ちなみに元データは出生場所が「病院、助産院、自宅、その他」のそれぞれの集計データがありますから、ここら辺の人為的な出産時期調整の実施状況に興味があるかたは、自分で集計してみるとよいでしょう。(私は今の所はそこまでの興味はないのでパス)
時間帯との関連性を可視化してみる
つぎに時間帯ごとの出生数を入れた表です。1年分載せると分量が多すぎるので、2012年1月分だけ。
着色のルールは以下のとおり。
- 日付は土・日・祝日に着色しています。
- 1日ごとの総数は、数値の大小を緑色の棒グラフにしつつ、平均より少ない数値を赤塗り。

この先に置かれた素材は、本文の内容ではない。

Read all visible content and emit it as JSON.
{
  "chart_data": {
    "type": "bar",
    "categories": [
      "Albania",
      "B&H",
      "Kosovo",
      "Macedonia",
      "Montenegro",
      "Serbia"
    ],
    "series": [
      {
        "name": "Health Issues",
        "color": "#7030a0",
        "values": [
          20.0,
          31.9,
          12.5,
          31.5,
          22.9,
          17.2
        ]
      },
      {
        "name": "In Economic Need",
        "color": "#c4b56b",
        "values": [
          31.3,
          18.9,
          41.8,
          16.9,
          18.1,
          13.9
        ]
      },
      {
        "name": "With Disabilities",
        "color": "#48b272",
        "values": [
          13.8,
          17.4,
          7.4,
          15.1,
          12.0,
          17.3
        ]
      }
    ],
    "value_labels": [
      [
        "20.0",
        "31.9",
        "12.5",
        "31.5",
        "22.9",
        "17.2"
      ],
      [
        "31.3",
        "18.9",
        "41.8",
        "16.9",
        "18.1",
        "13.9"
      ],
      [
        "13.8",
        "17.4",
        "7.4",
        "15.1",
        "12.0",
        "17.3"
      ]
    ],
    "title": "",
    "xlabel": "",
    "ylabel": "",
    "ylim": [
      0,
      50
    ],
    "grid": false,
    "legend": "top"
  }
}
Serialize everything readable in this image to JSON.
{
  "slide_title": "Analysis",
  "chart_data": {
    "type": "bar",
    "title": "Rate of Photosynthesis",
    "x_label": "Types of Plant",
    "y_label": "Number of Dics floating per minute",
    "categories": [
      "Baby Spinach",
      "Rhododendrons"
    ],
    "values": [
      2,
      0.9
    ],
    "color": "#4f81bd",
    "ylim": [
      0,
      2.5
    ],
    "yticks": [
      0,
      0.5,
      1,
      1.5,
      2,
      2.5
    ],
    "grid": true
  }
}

- 時間帯ごとのヒートマップは、青 -> 白 -> 赤 の順で数の多さを示しています。
- 時間帯ごとのヒートマップでセルに赤罫線が描画されている箇所は、その日が祝日であることを示しています。
なんか、もー、分かりやすいくらいにピークの集中する時間帯が出ていますね。基本的に9時〜19時という時間帯の出生数が多く、ピークは13時〜15時の2時間です。
夜間の出産は明らかに少ない。
このことが意味するものは何か?
お産の時期は月齢に関連がある、みたいな話がありますけど、可視化した範囲ではそれが明らかになるほどの有為な数値の違いは出ていないような気がします。
ここらへんをもうすこし掘り下げるとしたら、以下のような切り口で調べてみるとよいのでしょう。
- 病院以外での出産に絞って可視化してみる
- 月齢のデータを表に加える
- 過去50年分くらいのデータを同様に集計して推移を可視化してみる
ただし、土日祝日を避けつつ、しかも日中の出産が多いというのは、産科に関わる医師や看護師、助産師の負担を考えると、実に正しい方向性なのだとも感じます。